Beesource Beekeeping Forums banner

Hive Won't Stop Swarming

4.2K views 17 replies 9 participants last post by  AR1  
#1 ·
Hi, one of my hives has produced a lot of queen cells... It has swarmed twice already and seems like its going to swarm once again. To make good use of these queen cells a moved a frame with queen cells to a weak hive with has a weak queen but I didn't kill the queen in that hive. I killed it 24 hours later. My worry is whether the old queen killed the capped queen during that 24 hours and whether that queen was alive in the first place as I moved it to the weak hive? Also why did this hive go crazy with producing queens is it genetic? Also when does a queen kill the rest of the queen cells within a hive? do they need to be making sound for that to happen or they can be in larvae state as well?
 
#6 ·
The old queen in the weak hive did not kill the queen in the cell you put in. Virgin queens are the ones that go on a murderous rampage. If the hive seems intent on producing a third swarm, do an artificial swarm and split off half of the remaining bees and a queen cell or two. Once the bees get over their insanity, you can combine them back and choose the better of the two remaining queens. FYI, three swarms from a single strong hive is not uncommon, but a hive can literally swarm itself to death so intervention is often necessary.
 
#7 ·
That's true in fact I uncapped a queen cell which was developed and as soon as it was out it started stinging anything it found (Drones etc...).
So I should have done well. I used one of the frames with capped queens in another weak hive (killed the letargic queen). Killed off some off the remaining queen cups in the swarming hive as there were too much. Left 3 good cups in the swarming hive and fingers crossed I get good results with no more swarms.. but I feel there's still gonna be another swarm as the number of bees inside the swarming hive is high... I might do as you told me and perform an artificial split then merge them back together
 
#17 ·
I've had hives that were swarming one after another, but in looking back can find my error in every single one.

For example:

I had a hive that wanted to swarm so I removed the queen and put her into a weaker colony. Good location, but just wasn't a good queen in there.

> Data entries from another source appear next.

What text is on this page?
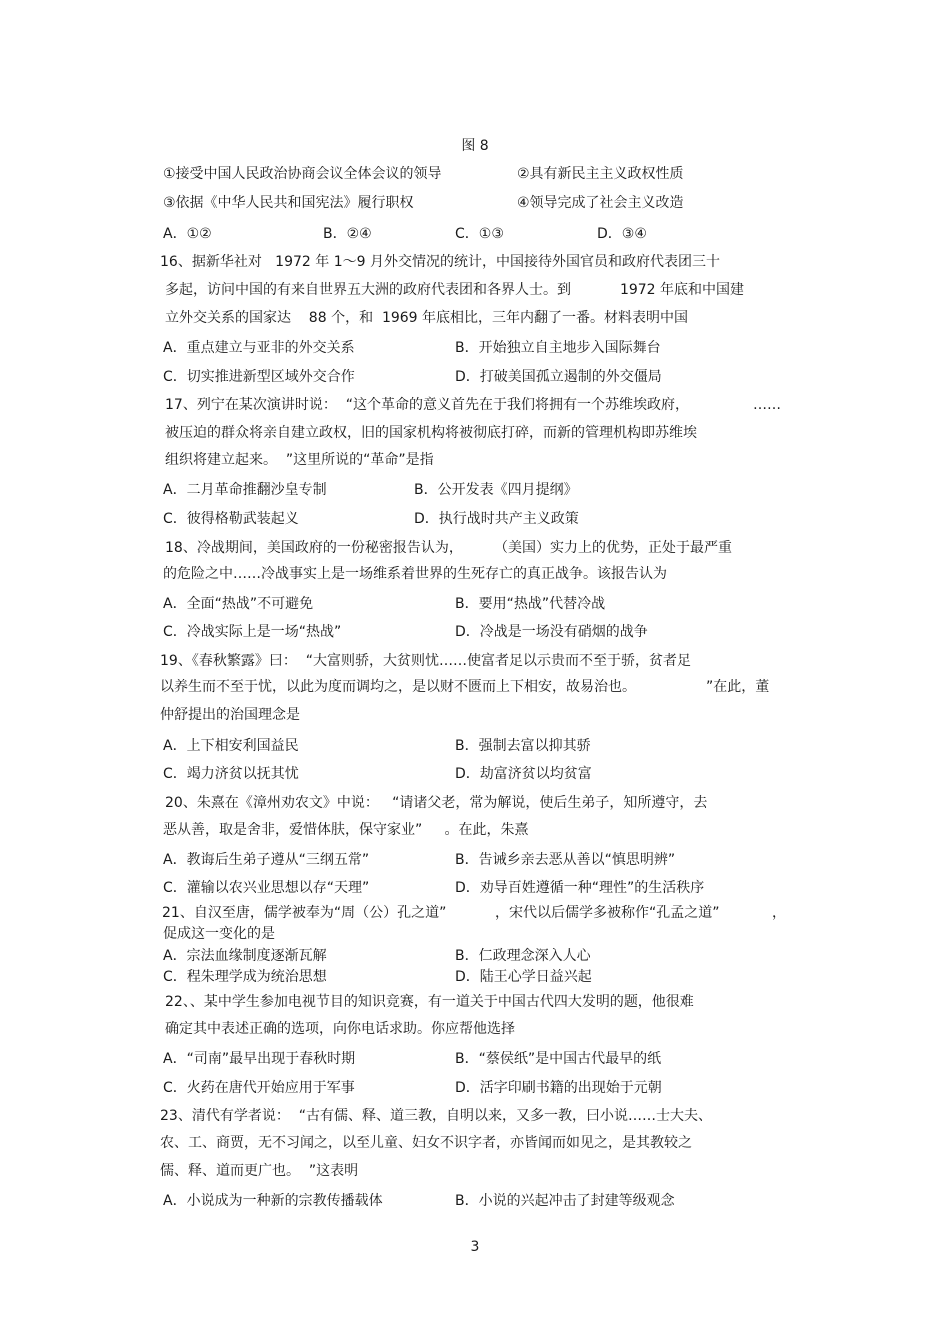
图 8
①接受中国人民政治协商会议全体会议的领导	②具有新民主主义政权性质
③依据《中华人民共和国宪法》履行职权	④领导完成了社会主义改造
A．①②	B．②④	C．①③	D．③④
16、据新华社对   1972 年 1～9 月外交情况的统计，中国接待外国官员和政府代表团三十
多起，访问中国的有来自世界五大洲的政府代表团和各界人士。到           1972 年底和中国建
立外交关系的国家达    88 个，和  1969 年底相比，三年内翻了一番。材料表明中国
A．重点建立与亚非的外交关系	B．开始独立自主地步入国际舞台
C．切实推进新型区域外交合作	D．打破美国孤立遏制的外交僵局
17、列宁在某次演讲时说：  “这个革命的意义首先在于我们将拥有一个苏维埃政府，	……
被压迫的群众将亲自建立政权，旧的国家机构将被彻底打碎，而新的管理机构即苏维埃
组织将建立起来。  ”这里所说的“革命”是指
A．二月革命推翻沙皇专制	B．公开发表《四月提纲》
C．彼得格勒武装起义	D．执行战时共产主义政策
18、冷战期间，美国政府的一份秘密报告认为，       （美国）实力上的优势，正处于最严重
的危险之中……冷战事实上是一场维系着世界的生死存亡的真正战争。该报告认为
A．全面“热战”不可避免	B．要用“热战”代替冷战
C．冷战实际上是一场“热战”	D．冷战是一场没有硝烟的战争
19、《春秋繁露》曰：  “大富则骄，大贫则忧……使富者足以示贵而不至于骄，贫者足
以养生而不至于忧，以此为度而调均之，是以财不匮而上下相安，故易治也。	”在此，董
仲舒提出的治国理念是
A．上下相安利国益民	B．强制去富以抑其骄
C．竭力济贫以抚其忧	D．劫富济贫以均贫富
20、朱熹在《漳州劝农文》中说：   “请诸父老，常为解说，使后生弟子，知所遵守，去
恶从善，取是舍非，爱惜体肤，保守家业”     。在此，朱熹
A．教诲后生弟子遵从“三纲五常”	B．告诫乡亲去恶从善以“慎思明辨”
C．灌输以农兴业思想以存“天理”	D．劝导百姓遵循一种“理性”的生活秩序
21、自汉至唐，儒学被奉为“周（公）孔之道”	，宋代以后儒学多被称作“孔孟之道”	，
促成这一变化的是
A．宗法血缘制度逐渐瓦解	B．仁政理念深入人心
C．程朱理学成为统治思想	D．陆王心学日益兴起
22、、某中学生参加电视节目的知识竞赛，有一道关于中国古代四大发明的题，他很难
确定其中表述正确的选项，向你电话求助。你应帮他选择
A．“司南”最早出现于春秋时期	B．“蔡侯纸”是中国古代最早的纸
C．火药在唐代开始应用于军事	D．活字印刷书籍的出现始于元朝
23、清代有学者说：  “古有儒、释、道三教，自明以来，又多一教，曰小说……士大夫、
农、工、商贾，无不习闻之，以至儿童、妇女不识字者，亦皆闻而如见之，是其教较之
儒、释、道而更广也。  ”这表明
A．小说成为一种新的宗教传播载体	B．小说的兴起冲击了封建等级观念
3
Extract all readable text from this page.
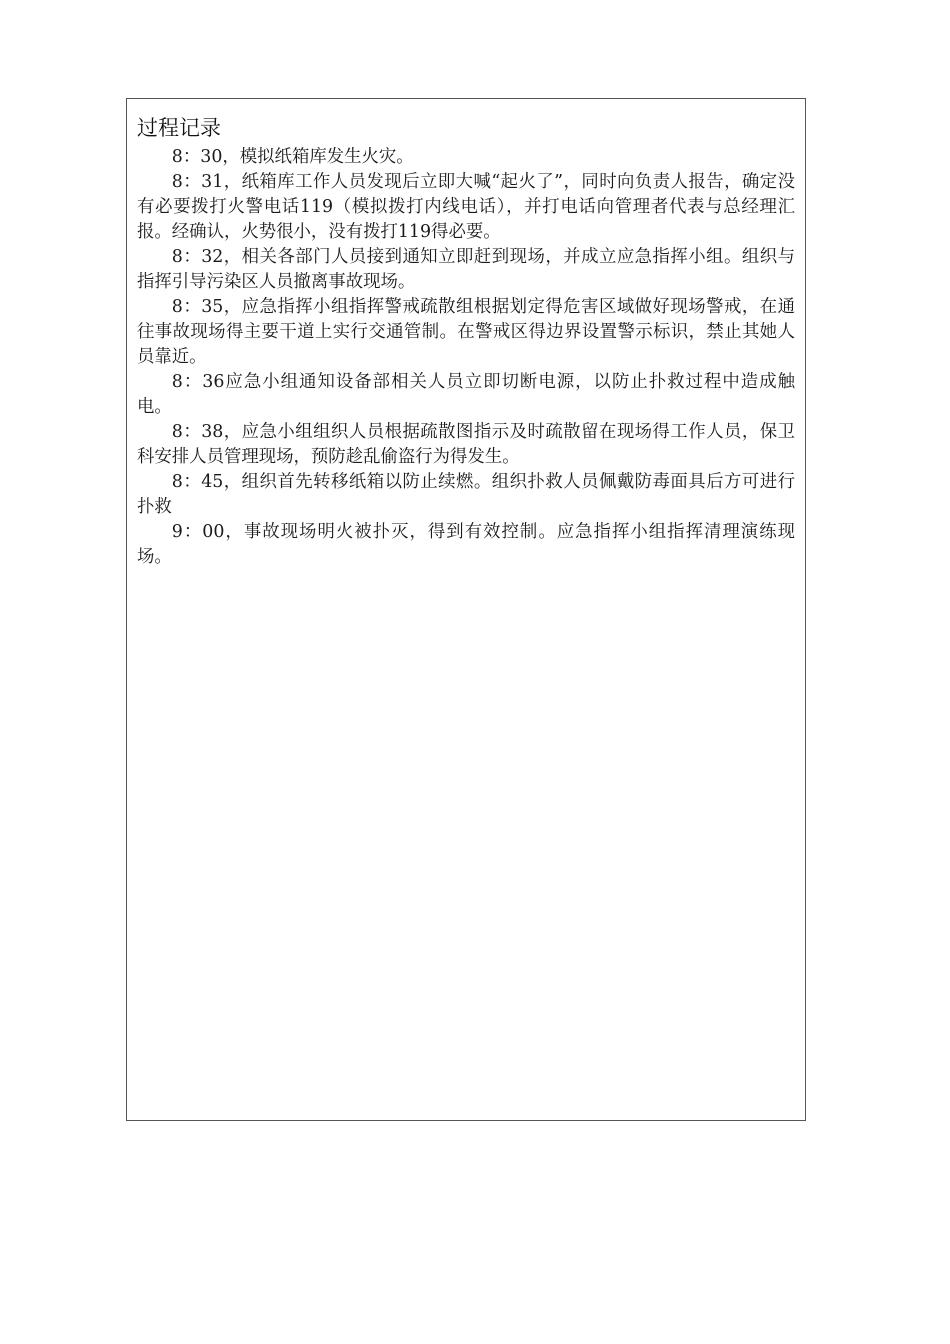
过程记录

8：30，模拟纸箱库发生火灾。

8：31，纸箱库工作人员发现后立即大喊“起火了”，同时向负责人报告，确定没有必要拨打火警电话119（模拟拨打内线电话），并打电话向管理者代表与总经理汇报。经确认，火势很小，没有拨打119得必要。

8：32，相关各部门人员接到通知立即赶到现场，并成立应急指挥小组。组织与指挥引导污染区人员撤离事故现场。

8：35，应急指挥小组指挥警戒疏散组根据划定得危害区域做好现场警戒，在通往事故现场得主要干道上实行交通管制。在警戒区得边界设置警示标识，禁止其她人员靠近。

8：36应急小组通知设备部相关人员立即切断电源，以防止扑救过程中造成触电。

8：38，应急小组组织人员根据疏散图指示及时疏散留在现场得工作人员，保卫科安排人员管理现场，预防趁乱偷盗行为得发生。

8：45，组织首先转移纸箱以防止续燃。组织扑救人员佩戴防毒面具后方可进行扑救

9：00，事故现场明火被扑灭，得到有效控制。应急指挥小组指挥清理演练现场。
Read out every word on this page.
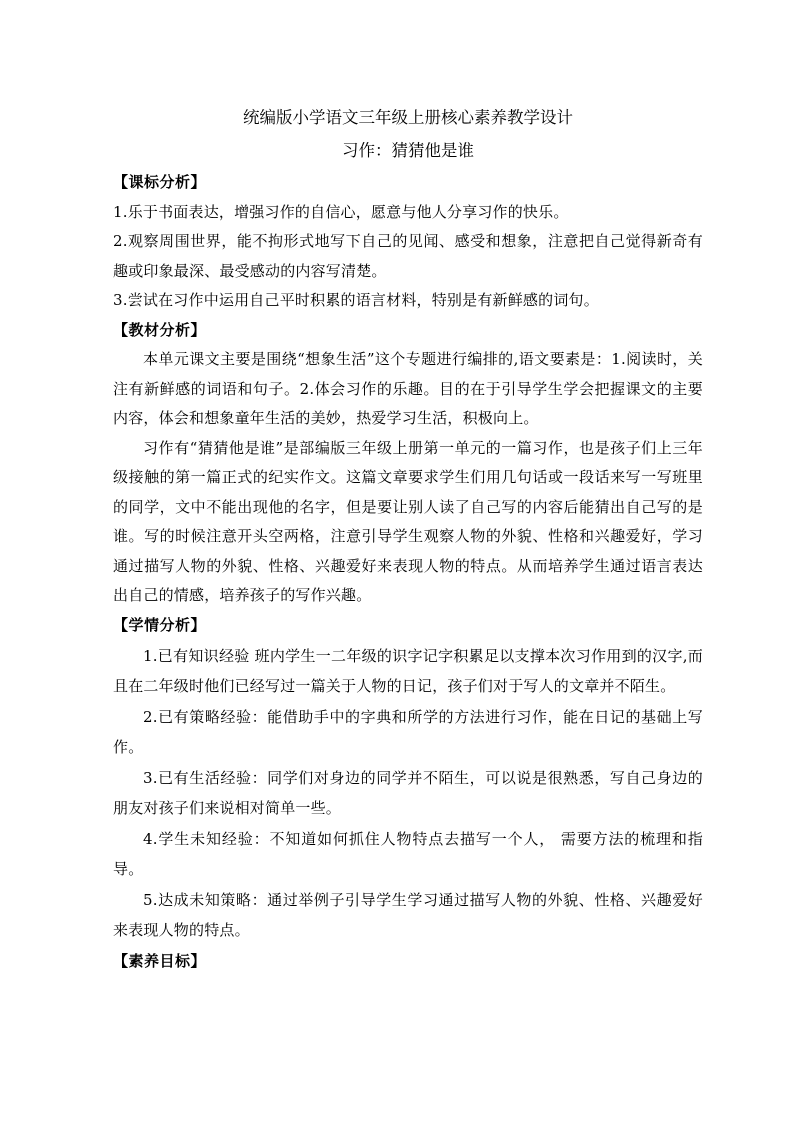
统编版小学语文三年级上册核心素养教学设计

习作：猜猜他是谁

【课标分析】

1.乐于书面表达，增强习作的自信心，愿意与他人分享习作的快乐。

2.观察周围世界，能不拘形式地写下自己的见闻、感受和想象，注意把自己觉得新奇有趣或印象最深、最受感动的内容写清楚。

3.尝试在习作中运用自己平时积累的语言材料，特别是有新鲜感的词句。

【教材分析】

本单元课文主要是围绕“想象生活”这个专题进行编排的,语文要素是：1.阅读时，关注有新鲜感的词语和句子。2.体会习作的乐趣。目的在于引导学生学会把握课文的主要内容，体会和想象童年生活的美妙，热爱学习生活，积极向上。

习作有“猜猜他是谁”是部编版三年级上册第一单元的一篇习作，也是孩子们上三年级接触的第一篇正式的纪实作文。这篇文章要求学生们用几句话或一段话来写一写班里的同学，文中不能出现他的名字，但是要让别人读了自己写的内容后能猜出自己写的是谁。写的时候注意开头空两格，注意引导学生观察人物的外貌、性格和兴趣爱好，学习通过描写人物的外貌、性格、兴趣爱好来表现人物的特点。从而培养学生通过语言表达出自己的情感，培养孩子的写作兴趣。

【学情分析】

1.已有知识经验 班内学生一二年级的识字记字积累足以支撑本次习作用到的汉字,而且在二年级时他们已经写过一篇关于人物的日记，孩子们对于写人的文章并不陌生。

2.已有策略经验：能借助手中的字典和所学的方法进行习作，能在日记的基础上写作。

3.已有生活经验：同学们对身边的同学并不陌生，可以说是很熟悉，写自己身边的朋友对孩子们来说相对简单一些。

4.学生未知经验：不知道如何抓住人物特点去描写一个人， 需要方法的梳理和指导。

5.达成未知策略：通过举例子引导学生学习通过描写人物的外貌、性格、兴趣爱好来表现人物的特点。

【素养目标】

The hive I took her from swarmed, next day swarmed, next day swarmed, etc.

I figured a virgin would emerge and kill off the others. Wrong! She just swarmed. Next day, another virgin swarmed, etc.

I finally had to break down the colony where I found 3 more virgins emerging and one headed out the door for another swarm!

In my error, I should have created an aritifical swarm to knock down the hive numbers and then knocked down all but a couple cells - or put them into queen castles. Instead, I gave them the feeling they swarmed but everyone was still packed in there!

Even one step further, I should have added supers above the nest a little earlier to give them more space. They've never been swarmy bees until this happened.